Ernest Oppenheimer Park, Johannesburg, South Africa, 2009 / 2012
Part of the Louisiana Museum of Modern Art’s current show Africa: Architecture, Culture and Identity, Dutch photographer Lard Buurman’s images, gleaned from extended visits to 12 African cities, convey a sense of an urbanising continent at odds with western assumptions. ‘People don’t think of Africa as having a modern, urban culture, only a rural one. Anthropologist Filip De Boeck called them “invisible cities”,’ he says. Buurman’s book Africa Junctions aimed to dispel the myths, portraying the continent’s cities as expanding so fast that maps and statistics are irrelevant when – or if – they are published.

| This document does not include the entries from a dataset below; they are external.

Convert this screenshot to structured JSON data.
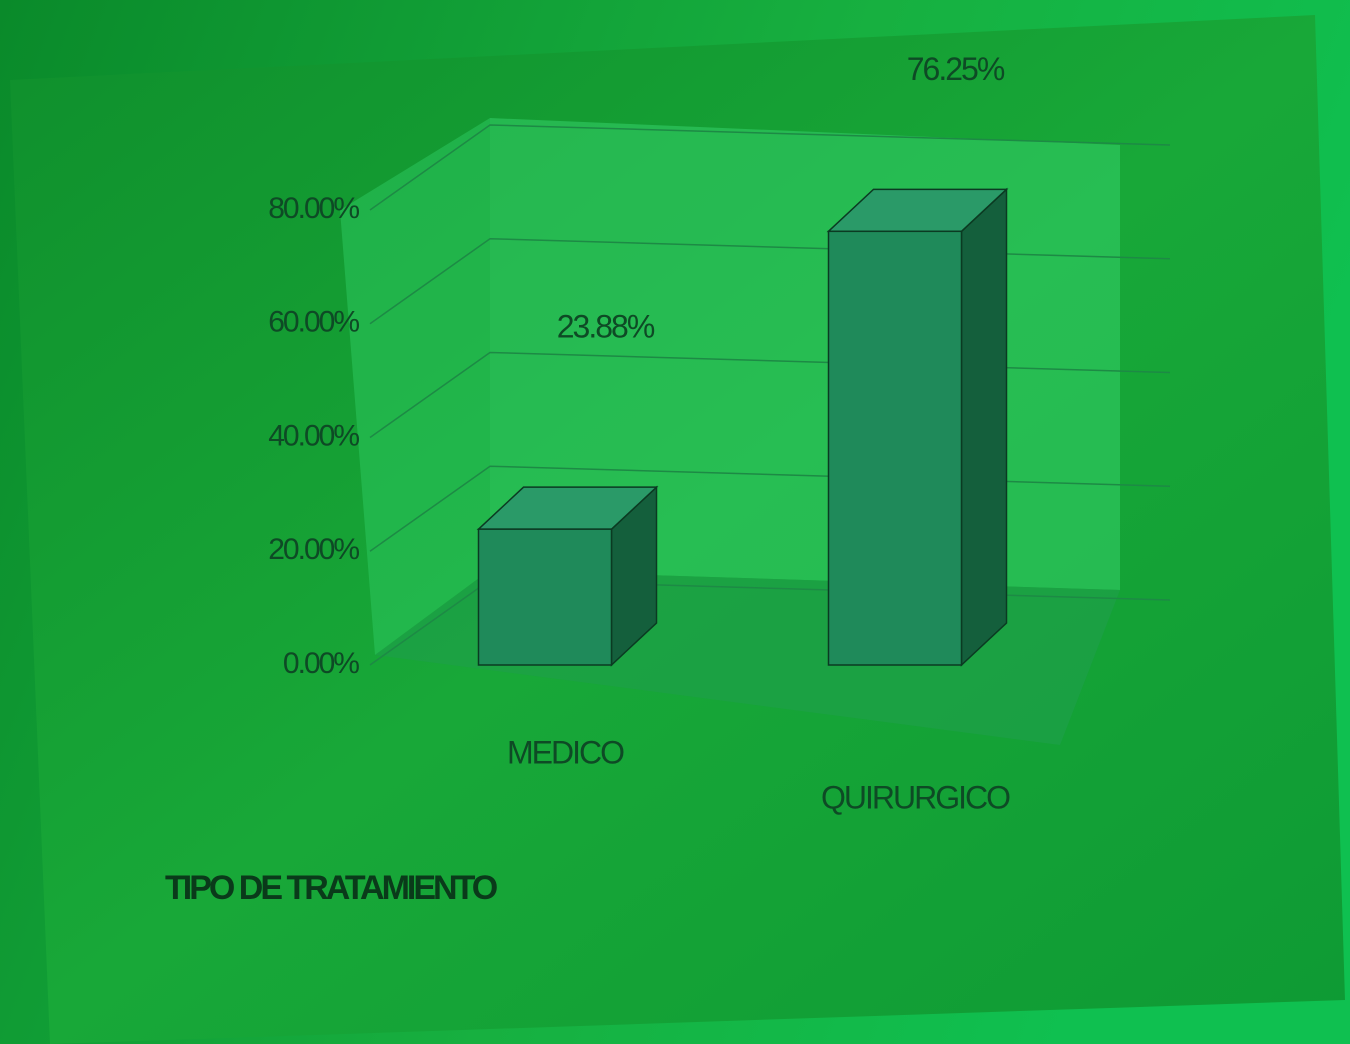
{
  "chart_data": {
    "type": "bar3d",
    "xlabel": "TIPO DE TRATAMIENTO",
    "categories": [
      "MEDICO",
      "QUIRURGICO"
    ],
    "values": [
      23.88,
      76.25
    ],
    "value_labels": [
      "23.88%",
      "76.25%"
    ],
    "color": "#1f8a5a",
    "ylim": [
      0,
      80
    ],
    "yticks": [
      {
        "value": 0,
        "label": "0.00%"
      },
      {
        "value": 20,
        "label": "20.00%"
      },
      {
        "value": 40,
        "label": "40.00%"
      },
      {
        "value": 60,
        "label": "60.00%"
      },
      {
        "value": 80,
        "label": "80.00%"
      }
    ],
    "grid": true
  }
}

Buurman’s always been fascinated by public space, about how cities offer both anonymity and a chance for the individual to develop as part of a shared socio-cultural experience. He’s worked in Asia, but thinks high rises are not the real story of global cities: it’s what’s happening at their feet in the squares and streets that, in his images, inevitably teem with people – the buildings a backdrop to the sheer humanity. This shot is of a public square in Johannesburg city centre. In light of the current EU migrant issue, Buurman wished to convey that transience is not an isolated case but the norm.
‘They’re nearly all Zimbabwean refugees having to quit a church in the daytime before they can return to it again to sleep,’ he explains. ‘They’re evading the police but seem drawn to this park’s hillocks – maybe they’re more comfortable to lie on.’ His aim is to show migration not as a problem but a simple fact. ‘It looks like a lot people at leisure but look closer – it is not always what it seems.’